Printing most descriptive words:

In [13]:
feature_names = bow_vec.get_feature_names_out()
coef = clf.coef_[0]

top_pos = np.argsort(coef)[-20:]
top_neg = np.argsort(coef)[:20]

print("Top positive words:")
for idx in reversed(top_pos):
    print(feature_names[idx], coef[idx])

print("\nTop negative words:")
for idx in top_neg:
    print(feature_names[idx], coef[idx])

Top positive words:
refresh 1.914388087657759
squirrel 1.7725634267045898
sequit 1.5303566008067233
underr 1.49123240407683
temporari 1.462939344200386
eisenstein 1.4585745612150671
delici 1.3807455890383258
wipe 1.3739621670330164
funniest 1.3516067215830976
bloodbath 1.3376609852503765
kersey 1.3297950118125632
superb 1.3265665127009376
flawless 1.3212403787514653
brilliant 1.3198744677909748
xavier 1.3182588117236183
hotti 1.3076926989492115
occurr 1.30740423598856
adr 1.296624098719423
shemp 1.287105241001195
rudi 1.2854595981763737

Top negative words:
uninterest -1.9278998029724983
worst -1.890884527215714
implement -1.8673971054478795
mst -1.81649331682519
boredom -1.804393267367129
wast -1.790139575685424
baldwin -1.7779213304100618
lifeless -1.7446205959695855
forgett -1.7193109171326535
disgrac -1.6366690355863183
lousi -1.6364939555970497
downhil -1.616874174876399
alright -1.615413288629475
aw -1.6089093735981572
unremark -1.6046177451793815
cortes -1.5898595736930603
obnox

## TF-IDF

#### Term frequency $\times$ inverse document frequency

$TF(t)$ is just what we did with BoW: the number of times term $t$ appears in a document.

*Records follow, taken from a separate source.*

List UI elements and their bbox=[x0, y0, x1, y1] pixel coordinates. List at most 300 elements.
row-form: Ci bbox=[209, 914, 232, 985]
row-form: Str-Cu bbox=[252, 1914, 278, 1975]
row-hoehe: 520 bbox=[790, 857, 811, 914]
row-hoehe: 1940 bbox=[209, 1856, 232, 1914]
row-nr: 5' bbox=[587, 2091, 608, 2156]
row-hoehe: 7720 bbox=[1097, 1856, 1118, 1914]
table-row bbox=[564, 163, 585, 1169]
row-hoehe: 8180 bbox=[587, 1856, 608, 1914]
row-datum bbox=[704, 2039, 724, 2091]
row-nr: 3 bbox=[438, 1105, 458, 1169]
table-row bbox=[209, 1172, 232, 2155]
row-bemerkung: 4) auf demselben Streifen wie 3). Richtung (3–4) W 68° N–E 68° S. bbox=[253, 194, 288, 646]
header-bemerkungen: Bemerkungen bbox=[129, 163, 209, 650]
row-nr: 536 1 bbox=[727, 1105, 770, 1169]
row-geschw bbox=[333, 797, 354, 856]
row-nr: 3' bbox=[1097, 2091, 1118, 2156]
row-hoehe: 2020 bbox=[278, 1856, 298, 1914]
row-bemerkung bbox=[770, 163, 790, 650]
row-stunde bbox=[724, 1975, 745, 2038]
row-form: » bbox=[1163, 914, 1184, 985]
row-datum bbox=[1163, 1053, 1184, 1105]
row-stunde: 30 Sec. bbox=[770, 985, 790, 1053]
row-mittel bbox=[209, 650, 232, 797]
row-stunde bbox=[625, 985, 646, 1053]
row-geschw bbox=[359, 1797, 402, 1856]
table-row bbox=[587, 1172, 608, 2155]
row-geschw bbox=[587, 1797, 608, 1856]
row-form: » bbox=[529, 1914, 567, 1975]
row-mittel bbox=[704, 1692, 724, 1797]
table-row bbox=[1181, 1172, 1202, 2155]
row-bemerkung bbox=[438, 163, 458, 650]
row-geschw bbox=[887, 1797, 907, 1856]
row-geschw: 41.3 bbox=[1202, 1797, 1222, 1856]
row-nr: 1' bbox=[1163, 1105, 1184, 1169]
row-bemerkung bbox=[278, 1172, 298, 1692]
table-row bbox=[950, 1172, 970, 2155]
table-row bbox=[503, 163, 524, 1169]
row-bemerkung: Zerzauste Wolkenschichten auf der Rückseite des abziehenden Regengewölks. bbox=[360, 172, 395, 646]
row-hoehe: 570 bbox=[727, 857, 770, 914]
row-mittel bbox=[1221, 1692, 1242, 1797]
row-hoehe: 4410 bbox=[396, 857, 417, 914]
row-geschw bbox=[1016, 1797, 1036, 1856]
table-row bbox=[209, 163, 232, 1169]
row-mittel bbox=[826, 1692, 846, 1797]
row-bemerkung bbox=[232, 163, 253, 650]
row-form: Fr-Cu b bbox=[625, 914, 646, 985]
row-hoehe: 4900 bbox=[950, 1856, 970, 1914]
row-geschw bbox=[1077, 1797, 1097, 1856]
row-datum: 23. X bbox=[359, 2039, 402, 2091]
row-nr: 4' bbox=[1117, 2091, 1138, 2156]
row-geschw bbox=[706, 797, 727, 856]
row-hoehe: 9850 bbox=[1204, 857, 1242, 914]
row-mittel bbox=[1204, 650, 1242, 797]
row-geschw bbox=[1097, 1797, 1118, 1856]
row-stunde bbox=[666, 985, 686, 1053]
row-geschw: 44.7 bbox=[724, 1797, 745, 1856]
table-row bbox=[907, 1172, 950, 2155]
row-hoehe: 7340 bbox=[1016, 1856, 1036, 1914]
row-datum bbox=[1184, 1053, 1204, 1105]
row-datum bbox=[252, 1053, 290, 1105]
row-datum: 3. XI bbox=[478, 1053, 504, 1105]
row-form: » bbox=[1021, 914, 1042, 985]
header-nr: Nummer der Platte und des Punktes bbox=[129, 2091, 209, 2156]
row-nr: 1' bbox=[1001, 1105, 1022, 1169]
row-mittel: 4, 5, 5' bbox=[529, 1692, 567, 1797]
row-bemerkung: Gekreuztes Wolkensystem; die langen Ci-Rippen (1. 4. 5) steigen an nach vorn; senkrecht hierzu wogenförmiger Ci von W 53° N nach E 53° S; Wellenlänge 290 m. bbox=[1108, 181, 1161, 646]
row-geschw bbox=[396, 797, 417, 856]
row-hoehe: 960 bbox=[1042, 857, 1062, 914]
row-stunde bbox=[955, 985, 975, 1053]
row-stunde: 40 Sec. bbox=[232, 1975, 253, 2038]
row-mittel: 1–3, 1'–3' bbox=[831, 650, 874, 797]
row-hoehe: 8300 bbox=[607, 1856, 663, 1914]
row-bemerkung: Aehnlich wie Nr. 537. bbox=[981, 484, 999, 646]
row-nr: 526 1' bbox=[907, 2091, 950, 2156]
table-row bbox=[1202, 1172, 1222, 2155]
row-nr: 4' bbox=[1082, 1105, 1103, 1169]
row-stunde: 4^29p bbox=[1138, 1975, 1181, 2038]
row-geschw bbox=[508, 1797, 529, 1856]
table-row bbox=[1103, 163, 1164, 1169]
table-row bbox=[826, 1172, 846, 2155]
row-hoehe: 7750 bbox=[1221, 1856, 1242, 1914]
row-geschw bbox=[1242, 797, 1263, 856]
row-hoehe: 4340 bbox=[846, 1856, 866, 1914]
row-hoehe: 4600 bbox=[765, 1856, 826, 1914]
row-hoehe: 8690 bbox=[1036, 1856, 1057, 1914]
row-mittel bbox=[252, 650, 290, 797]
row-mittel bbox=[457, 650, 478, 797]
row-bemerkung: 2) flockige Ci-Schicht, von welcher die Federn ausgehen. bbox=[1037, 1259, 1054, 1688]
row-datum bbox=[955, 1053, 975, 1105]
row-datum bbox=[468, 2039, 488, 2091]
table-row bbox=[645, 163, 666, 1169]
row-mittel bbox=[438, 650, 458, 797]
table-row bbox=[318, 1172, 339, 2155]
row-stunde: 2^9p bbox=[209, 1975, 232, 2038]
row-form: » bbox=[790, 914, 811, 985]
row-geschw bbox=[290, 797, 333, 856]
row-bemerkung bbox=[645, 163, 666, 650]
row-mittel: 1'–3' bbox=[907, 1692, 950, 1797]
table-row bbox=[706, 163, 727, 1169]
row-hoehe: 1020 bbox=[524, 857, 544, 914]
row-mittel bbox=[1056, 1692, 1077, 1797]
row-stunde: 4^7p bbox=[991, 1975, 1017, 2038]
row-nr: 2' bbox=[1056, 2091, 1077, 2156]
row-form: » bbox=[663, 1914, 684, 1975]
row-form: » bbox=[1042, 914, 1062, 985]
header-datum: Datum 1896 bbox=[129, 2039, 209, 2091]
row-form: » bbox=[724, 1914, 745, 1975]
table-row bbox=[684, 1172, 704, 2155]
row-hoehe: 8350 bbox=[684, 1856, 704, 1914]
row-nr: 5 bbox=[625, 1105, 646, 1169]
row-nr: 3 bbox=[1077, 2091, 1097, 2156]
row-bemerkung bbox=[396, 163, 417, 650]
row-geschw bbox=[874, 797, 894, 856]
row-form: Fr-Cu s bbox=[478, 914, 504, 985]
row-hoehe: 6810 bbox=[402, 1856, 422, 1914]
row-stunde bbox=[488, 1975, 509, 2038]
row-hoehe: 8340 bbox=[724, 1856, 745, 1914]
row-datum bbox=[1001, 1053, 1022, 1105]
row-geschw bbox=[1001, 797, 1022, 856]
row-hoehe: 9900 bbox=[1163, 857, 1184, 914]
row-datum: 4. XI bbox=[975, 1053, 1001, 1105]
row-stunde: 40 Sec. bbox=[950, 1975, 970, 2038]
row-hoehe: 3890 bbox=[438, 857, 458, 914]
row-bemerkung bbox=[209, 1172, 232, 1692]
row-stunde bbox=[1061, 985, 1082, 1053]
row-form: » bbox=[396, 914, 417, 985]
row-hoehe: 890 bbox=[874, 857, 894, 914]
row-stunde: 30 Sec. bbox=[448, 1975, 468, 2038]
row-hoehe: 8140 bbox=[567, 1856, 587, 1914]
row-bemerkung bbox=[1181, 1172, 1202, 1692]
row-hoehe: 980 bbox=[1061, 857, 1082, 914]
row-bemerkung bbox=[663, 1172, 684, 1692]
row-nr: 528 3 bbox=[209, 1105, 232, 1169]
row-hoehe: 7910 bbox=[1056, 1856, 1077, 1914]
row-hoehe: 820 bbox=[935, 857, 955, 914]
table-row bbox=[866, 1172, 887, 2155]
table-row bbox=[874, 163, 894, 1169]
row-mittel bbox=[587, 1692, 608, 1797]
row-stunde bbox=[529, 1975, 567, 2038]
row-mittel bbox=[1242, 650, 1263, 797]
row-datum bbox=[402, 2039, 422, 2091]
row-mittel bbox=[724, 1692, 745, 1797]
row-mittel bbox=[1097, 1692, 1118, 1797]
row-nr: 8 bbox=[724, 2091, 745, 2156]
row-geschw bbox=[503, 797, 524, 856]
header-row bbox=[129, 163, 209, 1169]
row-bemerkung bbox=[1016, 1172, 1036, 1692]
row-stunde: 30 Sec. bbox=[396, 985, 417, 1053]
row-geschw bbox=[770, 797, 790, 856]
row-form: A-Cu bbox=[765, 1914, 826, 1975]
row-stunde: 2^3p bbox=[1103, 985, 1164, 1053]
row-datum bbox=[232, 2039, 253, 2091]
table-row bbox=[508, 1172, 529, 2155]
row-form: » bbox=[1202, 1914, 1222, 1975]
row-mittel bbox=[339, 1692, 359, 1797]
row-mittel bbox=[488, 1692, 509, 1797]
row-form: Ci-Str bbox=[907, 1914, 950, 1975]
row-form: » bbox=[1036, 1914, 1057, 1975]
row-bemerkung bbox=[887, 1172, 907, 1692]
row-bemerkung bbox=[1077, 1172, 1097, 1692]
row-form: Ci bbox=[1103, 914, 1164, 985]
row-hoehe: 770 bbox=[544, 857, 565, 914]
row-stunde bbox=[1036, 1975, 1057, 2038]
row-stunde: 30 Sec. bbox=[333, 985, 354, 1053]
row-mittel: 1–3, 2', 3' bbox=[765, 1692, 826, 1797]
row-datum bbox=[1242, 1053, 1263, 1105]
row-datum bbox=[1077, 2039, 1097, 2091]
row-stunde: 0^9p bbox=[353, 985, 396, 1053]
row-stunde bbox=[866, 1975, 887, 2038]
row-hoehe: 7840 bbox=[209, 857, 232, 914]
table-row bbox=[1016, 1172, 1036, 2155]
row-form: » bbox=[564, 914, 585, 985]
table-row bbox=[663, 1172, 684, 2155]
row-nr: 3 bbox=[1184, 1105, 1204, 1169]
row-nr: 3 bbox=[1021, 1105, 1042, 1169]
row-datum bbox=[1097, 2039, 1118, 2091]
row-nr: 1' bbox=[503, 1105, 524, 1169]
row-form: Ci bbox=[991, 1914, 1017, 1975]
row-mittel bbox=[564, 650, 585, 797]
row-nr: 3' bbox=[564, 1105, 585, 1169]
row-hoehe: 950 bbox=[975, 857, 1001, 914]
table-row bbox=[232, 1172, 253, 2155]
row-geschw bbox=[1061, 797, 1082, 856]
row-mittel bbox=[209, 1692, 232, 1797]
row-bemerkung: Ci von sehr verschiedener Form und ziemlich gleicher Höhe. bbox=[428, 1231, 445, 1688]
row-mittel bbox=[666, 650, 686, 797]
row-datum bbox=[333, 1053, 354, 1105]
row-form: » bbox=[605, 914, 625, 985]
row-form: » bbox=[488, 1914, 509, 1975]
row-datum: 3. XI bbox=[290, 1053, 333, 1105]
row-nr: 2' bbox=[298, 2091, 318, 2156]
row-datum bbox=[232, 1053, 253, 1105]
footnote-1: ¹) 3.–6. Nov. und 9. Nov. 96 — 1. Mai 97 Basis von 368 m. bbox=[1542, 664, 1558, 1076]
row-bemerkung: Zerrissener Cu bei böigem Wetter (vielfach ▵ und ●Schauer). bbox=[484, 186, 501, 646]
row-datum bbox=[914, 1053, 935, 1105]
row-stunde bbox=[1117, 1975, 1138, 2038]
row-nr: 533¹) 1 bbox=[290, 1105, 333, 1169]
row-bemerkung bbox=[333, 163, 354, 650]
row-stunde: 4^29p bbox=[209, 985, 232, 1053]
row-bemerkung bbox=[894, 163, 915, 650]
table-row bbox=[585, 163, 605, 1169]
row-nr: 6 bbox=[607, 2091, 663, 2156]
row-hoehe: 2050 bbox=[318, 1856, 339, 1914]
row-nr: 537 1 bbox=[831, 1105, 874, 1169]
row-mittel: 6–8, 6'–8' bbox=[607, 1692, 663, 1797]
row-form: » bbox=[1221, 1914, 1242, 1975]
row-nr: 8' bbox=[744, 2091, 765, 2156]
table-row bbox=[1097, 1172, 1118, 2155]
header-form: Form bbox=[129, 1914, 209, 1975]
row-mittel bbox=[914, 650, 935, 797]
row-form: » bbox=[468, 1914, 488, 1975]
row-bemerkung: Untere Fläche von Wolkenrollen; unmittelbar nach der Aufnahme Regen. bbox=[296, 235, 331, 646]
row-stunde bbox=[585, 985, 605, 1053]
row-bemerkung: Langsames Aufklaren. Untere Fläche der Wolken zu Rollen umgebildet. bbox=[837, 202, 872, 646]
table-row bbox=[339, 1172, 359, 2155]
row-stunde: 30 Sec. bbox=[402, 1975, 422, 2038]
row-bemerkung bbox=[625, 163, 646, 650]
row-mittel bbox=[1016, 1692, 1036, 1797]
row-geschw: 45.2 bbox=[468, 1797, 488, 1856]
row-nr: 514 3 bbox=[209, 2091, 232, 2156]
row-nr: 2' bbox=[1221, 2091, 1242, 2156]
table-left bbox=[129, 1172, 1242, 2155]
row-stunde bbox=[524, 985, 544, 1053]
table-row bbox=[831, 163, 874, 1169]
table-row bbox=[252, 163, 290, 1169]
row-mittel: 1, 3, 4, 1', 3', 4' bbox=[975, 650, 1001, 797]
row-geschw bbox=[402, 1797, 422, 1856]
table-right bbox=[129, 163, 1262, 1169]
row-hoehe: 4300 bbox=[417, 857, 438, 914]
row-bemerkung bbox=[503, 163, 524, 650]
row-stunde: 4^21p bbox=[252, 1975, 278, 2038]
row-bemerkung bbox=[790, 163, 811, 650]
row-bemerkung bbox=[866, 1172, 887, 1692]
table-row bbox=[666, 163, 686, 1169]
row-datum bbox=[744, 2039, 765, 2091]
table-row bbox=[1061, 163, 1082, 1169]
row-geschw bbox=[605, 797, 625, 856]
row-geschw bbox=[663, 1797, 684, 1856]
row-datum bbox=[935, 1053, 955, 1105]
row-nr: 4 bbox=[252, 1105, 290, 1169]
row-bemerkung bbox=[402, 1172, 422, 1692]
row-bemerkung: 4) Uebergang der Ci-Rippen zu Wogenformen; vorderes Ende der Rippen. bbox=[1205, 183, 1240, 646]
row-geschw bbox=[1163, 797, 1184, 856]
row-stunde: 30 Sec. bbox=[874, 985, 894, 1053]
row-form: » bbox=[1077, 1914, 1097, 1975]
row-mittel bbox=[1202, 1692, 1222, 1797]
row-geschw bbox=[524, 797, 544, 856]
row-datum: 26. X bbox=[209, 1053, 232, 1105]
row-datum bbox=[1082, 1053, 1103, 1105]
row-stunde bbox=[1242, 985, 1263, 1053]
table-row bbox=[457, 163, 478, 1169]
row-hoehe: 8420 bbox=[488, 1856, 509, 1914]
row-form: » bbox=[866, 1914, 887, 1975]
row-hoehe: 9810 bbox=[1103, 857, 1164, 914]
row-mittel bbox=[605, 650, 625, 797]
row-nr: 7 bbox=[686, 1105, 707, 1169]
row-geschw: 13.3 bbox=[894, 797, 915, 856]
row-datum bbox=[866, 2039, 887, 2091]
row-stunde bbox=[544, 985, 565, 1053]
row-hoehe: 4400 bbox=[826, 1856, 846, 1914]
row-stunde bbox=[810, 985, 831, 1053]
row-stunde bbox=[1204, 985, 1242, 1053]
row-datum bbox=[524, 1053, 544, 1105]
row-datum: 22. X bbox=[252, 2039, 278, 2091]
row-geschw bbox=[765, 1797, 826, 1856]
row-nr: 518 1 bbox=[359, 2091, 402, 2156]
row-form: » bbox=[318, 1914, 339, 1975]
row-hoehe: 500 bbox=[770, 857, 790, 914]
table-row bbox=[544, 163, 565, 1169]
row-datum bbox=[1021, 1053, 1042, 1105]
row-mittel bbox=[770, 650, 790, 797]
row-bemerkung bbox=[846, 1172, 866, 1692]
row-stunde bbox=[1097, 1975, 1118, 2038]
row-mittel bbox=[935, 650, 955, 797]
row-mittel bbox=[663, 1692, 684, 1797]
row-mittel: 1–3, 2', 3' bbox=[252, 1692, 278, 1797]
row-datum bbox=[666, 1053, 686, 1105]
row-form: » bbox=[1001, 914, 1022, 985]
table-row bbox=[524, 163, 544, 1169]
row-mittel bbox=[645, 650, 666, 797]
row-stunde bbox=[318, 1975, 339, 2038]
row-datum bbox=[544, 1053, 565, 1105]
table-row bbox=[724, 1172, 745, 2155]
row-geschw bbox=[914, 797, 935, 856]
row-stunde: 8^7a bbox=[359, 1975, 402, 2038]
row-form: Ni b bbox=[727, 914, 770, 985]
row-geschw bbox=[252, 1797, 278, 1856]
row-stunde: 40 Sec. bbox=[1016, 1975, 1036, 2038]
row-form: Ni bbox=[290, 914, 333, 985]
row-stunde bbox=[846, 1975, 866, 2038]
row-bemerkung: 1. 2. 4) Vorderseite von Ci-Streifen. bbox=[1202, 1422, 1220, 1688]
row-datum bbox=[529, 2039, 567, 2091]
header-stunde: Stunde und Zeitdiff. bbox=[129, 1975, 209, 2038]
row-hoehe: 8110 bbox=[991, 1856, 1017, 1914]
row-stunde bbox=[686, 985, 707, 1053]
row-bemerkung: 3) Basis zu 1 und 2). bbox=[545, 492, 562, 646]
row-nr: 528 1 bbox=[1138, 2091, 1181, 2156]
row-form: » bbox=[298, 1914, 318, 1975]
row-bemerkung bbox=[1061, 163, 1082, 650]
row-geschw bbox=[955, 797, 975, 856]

$IDF(w) = log(\frac{N}{df(w)})$,

i.e. it measures how rare or informative a word $w$ is across the entire corpus

In [14]:
from sklearn.feature_extraction.text import TfidfVectorizer

tfidf_vec = TfidfVectorizer(max_features=25000)
X_train_tfidf = tfidf_vec.fit_transform(X_train)
X_test_tfidf = tfidf_vec.transform(X_test)

In [15]:
print(X_train_tfidf.toarray()[1000:1005])
print(X_train_tfidf.shape)

[[0. 0. 0. ... 0. 0. 0.]
 [0. 0. 0. ... 0. 0. 0.]
 [0. 0. 0. ... 0. 0. 0.]
 [0. 0. 0. ... 0. 0. 0.]
 [0. 0. 0. ... 0. 0. 0.]]
(40000, 25000)


In [16]:
clf2 = LogisticRegression(max_iter=500)
clf2.fit(X_train_tfidf, y_train)

0,1,2
,penalty,'l2'
,dual,False
,tol,0.0001
,C,1.0
,fit_intercept,True
,intercept_scaling,1
,class_weight,
,random_state,
,solver,'lbfgs'
,max_iter,500


In [17]:
preds2 = clf2.predict(X_test_tfidf)
accuracy_score(y_test, preds2)
print("Accuracy with TF-IDF:", accuracy_score(y_test, preds2))

Accuracy with TF-IDF: 0.8909


Overall, TF-IDF performs slightly better than Bag of Words, likely because it downweights very common words and emphasizes more informative ones.